Can Capital Gains Tax Be Avoided?
Capital gains tax can be reduced or deferred, but generally, it cannot be avoided entirely. Some strategies to reduce or defer capital gains tax include tax-loss harvesting, investing in tax-advantaged accounts like an IRA or 401(k), or holding onto investments for longer than a year to take advantage of long-term capital gains rates
However, if you earn less than $83,350 in taxable income when you’re married filing jointly (or less than $41,675 for single filers or married filing jointly), you may benefit from a 0% long-term capital gain tax rate.
Do Unrealized Gains/Losses Have to Be Reported?
Unrealized gains or losses do not have to be reported for tax purposes until the asset is sold and the profit or loss is realized.
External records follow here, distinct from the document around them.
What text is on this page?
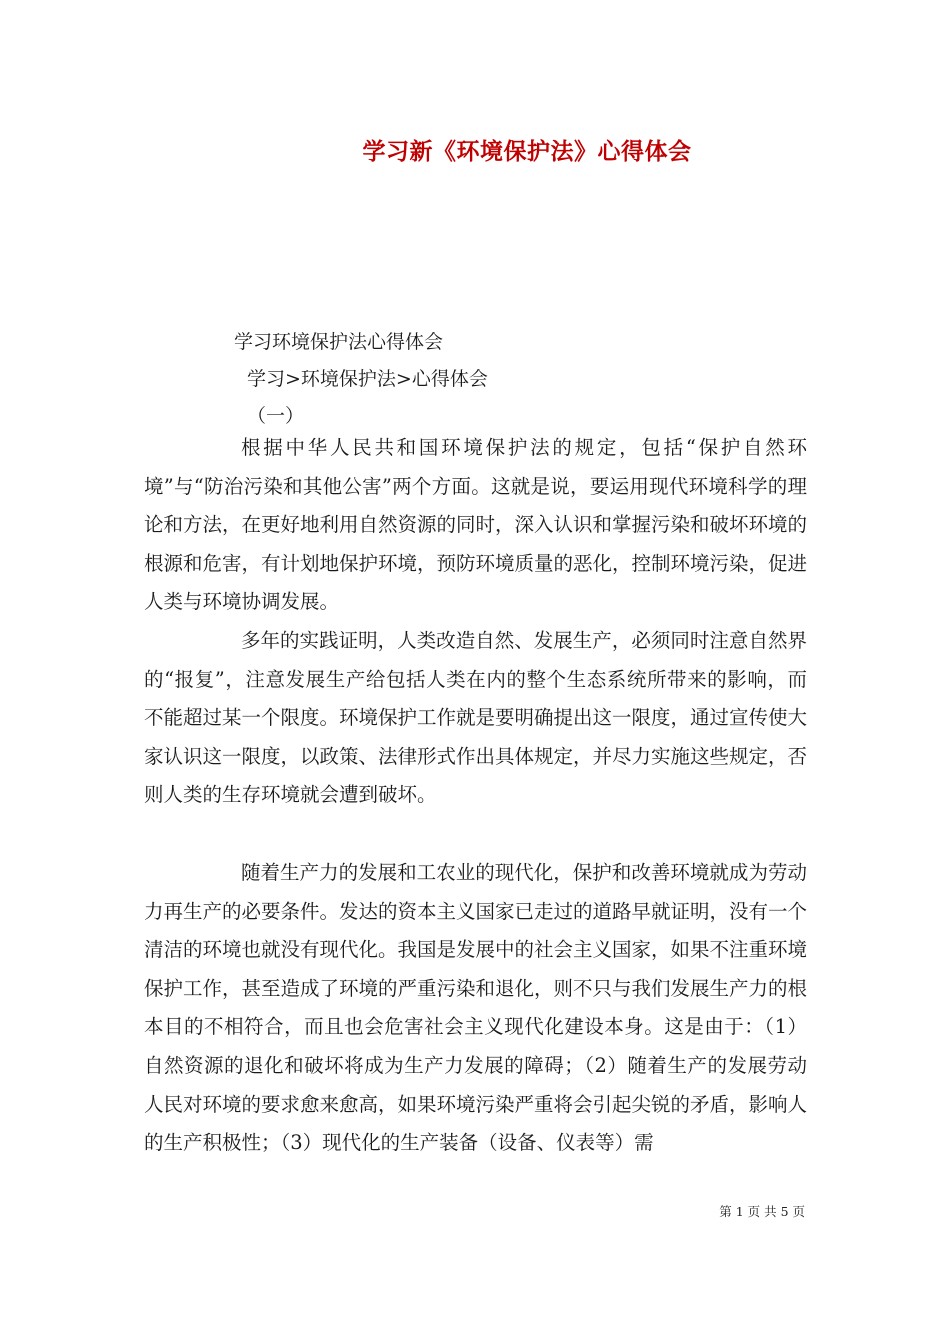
学习新《环境保护法》心得体会
学习环境保护法心得体会
学习>环境保护法>心得体会
（一）

根据中华人民共和国环境保护法的规定，包括“保护自然环境”与“防治污染和其他公害”两个方面。这就是说，要运用现代环境科学的理论和方法，在更好地利用自然资源的同时，深入认识和掌握污染和破坏环境的根源和危害，有计划地保护环境，预防环境质量的恶化，控制环境污染，促进人类与环境协调发展。

多年的实践证明，人类改造自然、发展生产，必须同时注意自然界的“报复”，注意发展生产给包括人类在内的整个生态系统所带来的影响，而不能超过某一个限度。环境保护工作就是要明确提出这一限度，通过宣传使大家认识这一限度，以政策、法律形式作出具体规定，并尽力实施这些规定，否则人类的生存环境就会遭到破坏。

随着生产力的发展和工农业的现代化，保护和改善环境就成为劳动力再生产的必要条件。发达的资本主义国家已走过的道路早就证明，没有一个清洁的环境也就没有现代化。我国是发展中的社会主义国家，如果不注重环境保护工作，甚至造成了环境的严重污染和退化，则不只与我们发展生产力的根本目的不相符合，而且也会危害社会主义现代化建设本身。这是由于：（1）自然资源的退化和破坏将成为生产力发展的障碍；（2）随着生产的发展劳动人民对环境的要求愈来愈高，如果环境污染严重将会引起尖锐的矛盾，影响人的生产积极性；（3）现代化的生产装备（设备、仪表等）需

第 1 页 共 5 页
For instance, suppose you bought a stock at the start of a tax year, and by the end of the year, it was worth $10,000 more. If you continue to hold the stock, you would not owe any tax on that unrealized gain and wouldn’t include it on your taxes.
Some investment accounts and brokerage firms may provide periodic updates on unrealized gains or losses for informational purposes, but investors do not have to report this information to the tax authorities.
Knowing When to Sell
It can be difficult to figure out when to sell a stock, whether it has gone up or down in value. Investors don’t want to miss out on further gains when a stock rises, just as they don’t want to see further losses if the stock’s price drops.
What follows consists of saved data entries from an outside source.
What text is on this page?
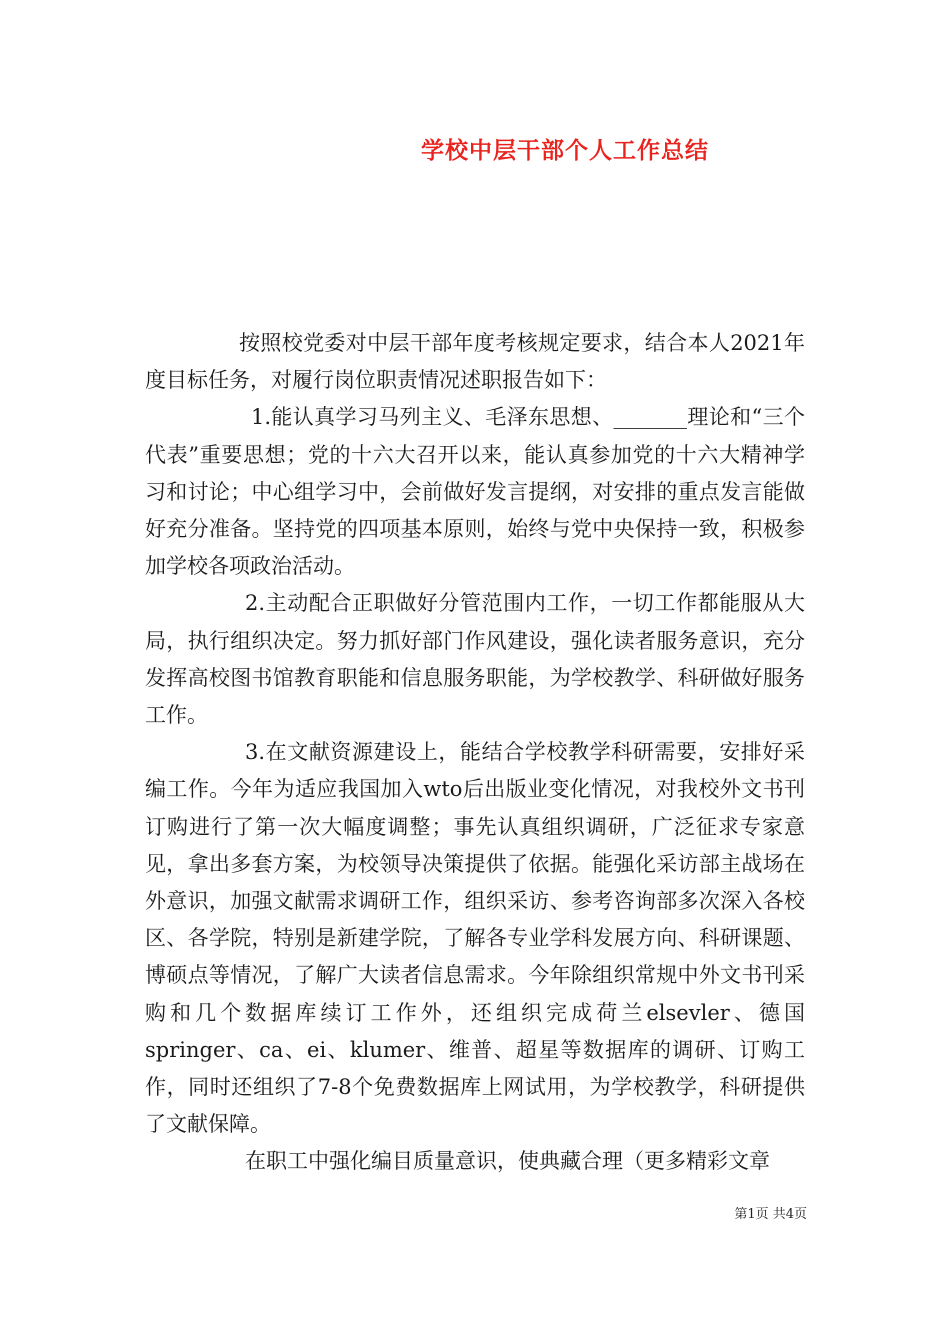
学校中层干部个人工作总结

按照校党委对中层干部年度考核规定要求，结合本人2021年度目标任务，对履行岗位职责情况述职报告如下：

1.能认真学习马列主义、毛泽东思想、_______理论和“三个代表”重要思想；党的十六大召开以来，能认真参加党的十六大精神学习和讨论；中心组学习中，会前做好发言提纲，对安排的重点发言能做好充分准备。坚持党的四项基本原则，始终与党中央保持一致，积极参加学校各项政治活动。

2.主动配合正职做好分管范围内工作，一切工作都能服从大局，执行组织决定。努力抓好部门作风建设，强化读者服务意识，充分发挥高校图书馆教育职能和信息服务职能，为学校教学、科研做好服务工作。

3.在文献资源建设上，能结合学校教学科研需要，安排好采编工作。今年为适应我国加入wto后出版业变化情况，对我校外文书刊订购进行了第一次大幅度调整；事先认真组织调研，广泛征求专家意见，拿出多套方案，为校领导决策提供了依据。能强化采访部主战场在外意识，加强文献需求调研工作，组织采访、参考咨询部多次深入各校区、各学院，特别是新建学院，了解各专业学科发展方向、科研课题、博硕点等情况，了解广大读者信息需求。今年除组织常规中外文书刊采购和几个数据库续订工作外，还组织完成荷兰elsevler、德国springer、ca、ei、klumer、维普、超星等数据库的调研、订购工作，同时还组织了7-8个免费数据库上网试用，为学校教学，科研提供了文献保障。

在职工中强化编目质量意识，使典藏合理（更多精彩文章

第1页 共4页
Trying to time the market is challenging and can result in extensive losses, never mind stress. Instead, it’s typically a better investment strategy to build up a diverse portfolio and invest for the long term — or however long it will take to reach financial goals.
In the case of unrealized gains, investing for the long term means investors will likely pay lower capital gains taxes. If an asset has lost value since it was purchased, an investor may choose to sell it to offset their gains, or they may hold on to it as part of a long-term strategy.
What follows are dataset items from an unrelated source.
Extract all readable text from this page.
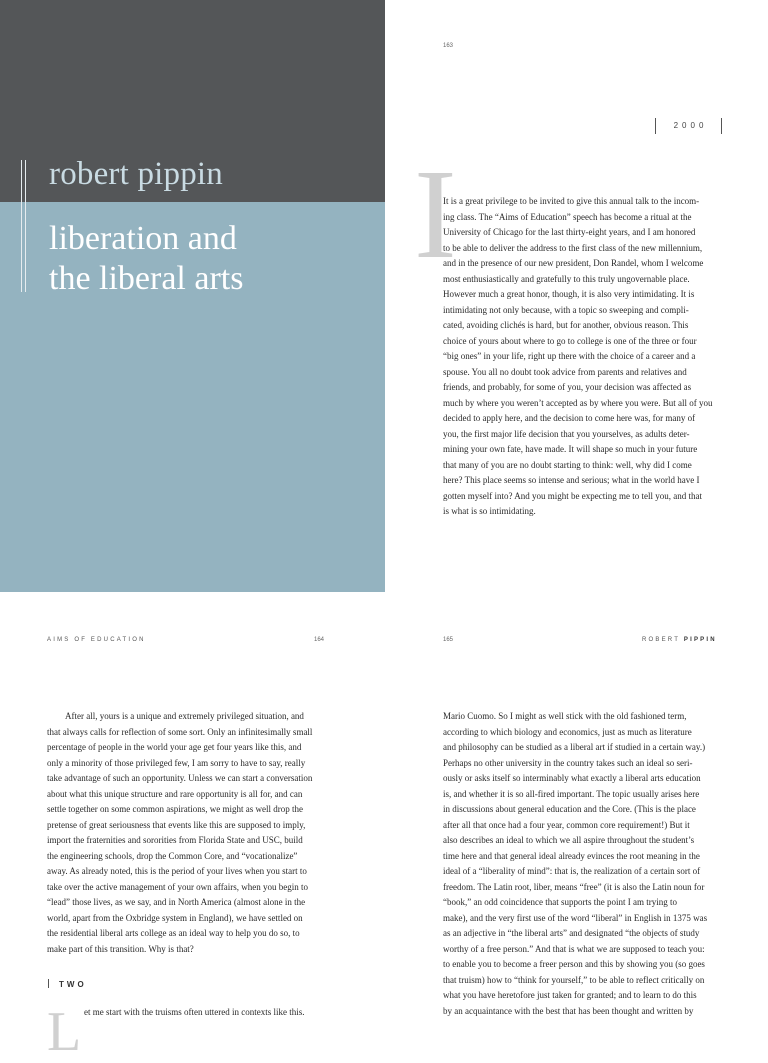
robert pippin
liberation and
the liberal arts
163
2000
I

It is a great privilege to be invited to give this annual talk to the incom-
ing class. The “Aims of Education” speech has become a ritual at the
University of Chicago for the last thirty-eight years, and I am honored
to be able to deliver the address to the first class of the new millennium,
and in the presence of our new president, Don Randel, whom I welcome
most enthusiastically and gratefully to this truly ungovernable place.
However much a great honor, though, it is also very intimidating. It is
intimidating not only because, with a topic so sweeping and compli-
cated, avoiding clichés is hard, but for another, obvious reason. This
choice of yours about where to go to college is one of the three or four
“big ones” in your life, right up there with the choice of a career and a
spouse. You all no doubt took advice from parents and relatives and
friends, and probably, for some of you, your decision was affected as
much by where you weren’t accepted as by where you were. But all of you
decided to apply here, and the decision to come here was, for many of
you, the first major life decision that you yourselves, as adults deter-
mining your own fate, have made. It will shape so much in your future
that many of you are no doubt starting to think: well, why did I come
here? This place seems so intense and serious; what in the world have I
gotten myself into? And you might be expecting me to tell you, and that
is what is so intimidating.

AIMS OF EDUCATION	164

After all, yours is a unique and extremely privileged situation, and
that always calls for reflection of some sort. Only an infinitesimally small
percentage of people in the world your age get four years like this, and
only a minority of those privileged few, I am sorry to have to say, really
take advantage of such an opportunity. Unless we can start a conversation
about what this unique structure and rare opportunity is all for, and can
settle together on some common aspirations, we might as well drop the
pretense of great seriousness that events like this are supposed to imply,
import the fraternities and sororities from Florida State and USC, build
the engineering schools, drop the Common Core, and “vocationalize”
away. As already noted, this is the period of your lives when you start to
take over the active management of your own affairs, when you begin to
“lead” those lives, as we say, and in North America (almost alone in the
world, apart from the Oxbridge system in England), we have settled on
the residential liberal arts college as an ideal way to help you do so, to
make part of this transition. Why is that?

TWO
L et me start with the truisms often uttered in contexts like this.

165	ROBERT PIPPIN

Mario Cuomo. So I might as well stick with the old fashioned term,
according to which biology and economics, just as much as literature
and philosophy can be studied as a liberal art if studied in a certain way.)
Perhaps no other university in the country takes such an ideal so seri-
ously or asks itself so interminably what exactly a liberal arts education
is, and whether it is so all-fired important. The topic usually arises here
in discussions about general education and the Core. (This is the place
after all that once had a four year, common core requirement!) But it
also describes an ideal to which we all aspire throughout the student’s
time here and that general ideal already evinces the root meaning in the
ideal of a “liberality of mind”: that is, the realization of a certain sort of
freedom. The Latin root, liber, means “free” (it is also the Latin noun for
“book,” an odd coincidence that supports the point I am trying to
make), and the very first use of the word “liberal” in English in 1375 was
as an adjective in “the liberal arts” and designated “the objects of study
worthy of a free person.” And that is what we are supposed to teach you:
to enable you to become a freer person and this by showing you (so goes
that truism) how to “think for yourself,” to be able to reflect critically on
what you have heretofore just taken for granted; and to learn to do this
by an acquaintance with the best that has been thought and written by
Rather than buying on hope and selling on fear, as many investors make the mistake of doing, more seasoned investors make purchasing and selling decisions based on their long-term goals.
An unrealized gain or loss in your portfolio may seem to have little material value at first. If you don’t make or lose money until you sell those securities, then unrealized gains and losses might not seem to matter — versus the more tangible impact you realize from gains and losses.
However, even unrealized gains and losses can represent opportunities for investors. As mentioned above, you may decide to hold onto unrealized gains to minimize capital gains taxes, for example — or because you hope an asset will continue to gain value. Or you may sell it to reap the profit, in which case you could owe short- or long-term capital gains tax.
Every investor develops their own perspective on handling unrealized gains and losses when they start investing on their own. If you are ready to employ your investing strategy, you can start by opening an online brokerage account with SoFi Invest® any time. Investors can choose from an array of stocks, ETFs, fractional shares, cryptocurrencies, and more with no commissions for as little as $5.
What are unrealized gains and losses?
Unrealized gains and losses are increases or decreases in the value of an asset that has yet to be realized through a sale. They exist on paper but are not taxable until the asset is sold and the gain or loss is locked in.
How are unrealized gains and losses reported?
Unrealized gains and losses are not reported to tax authorities. You only have to report gains or losses once you sell the asset and lock in realized gains or losses. For informational purposes, some investment accounts and brokerage firms may provide periodic updates on unrealized gains and losses.
Do you have to pay taxes on unrealized gains?
You do not have to pay taxes on unrealized gains. You only have to pay taxes on gains once you sell an asset for a profit. At that point, the realized gain may be subject to capital gains taxes.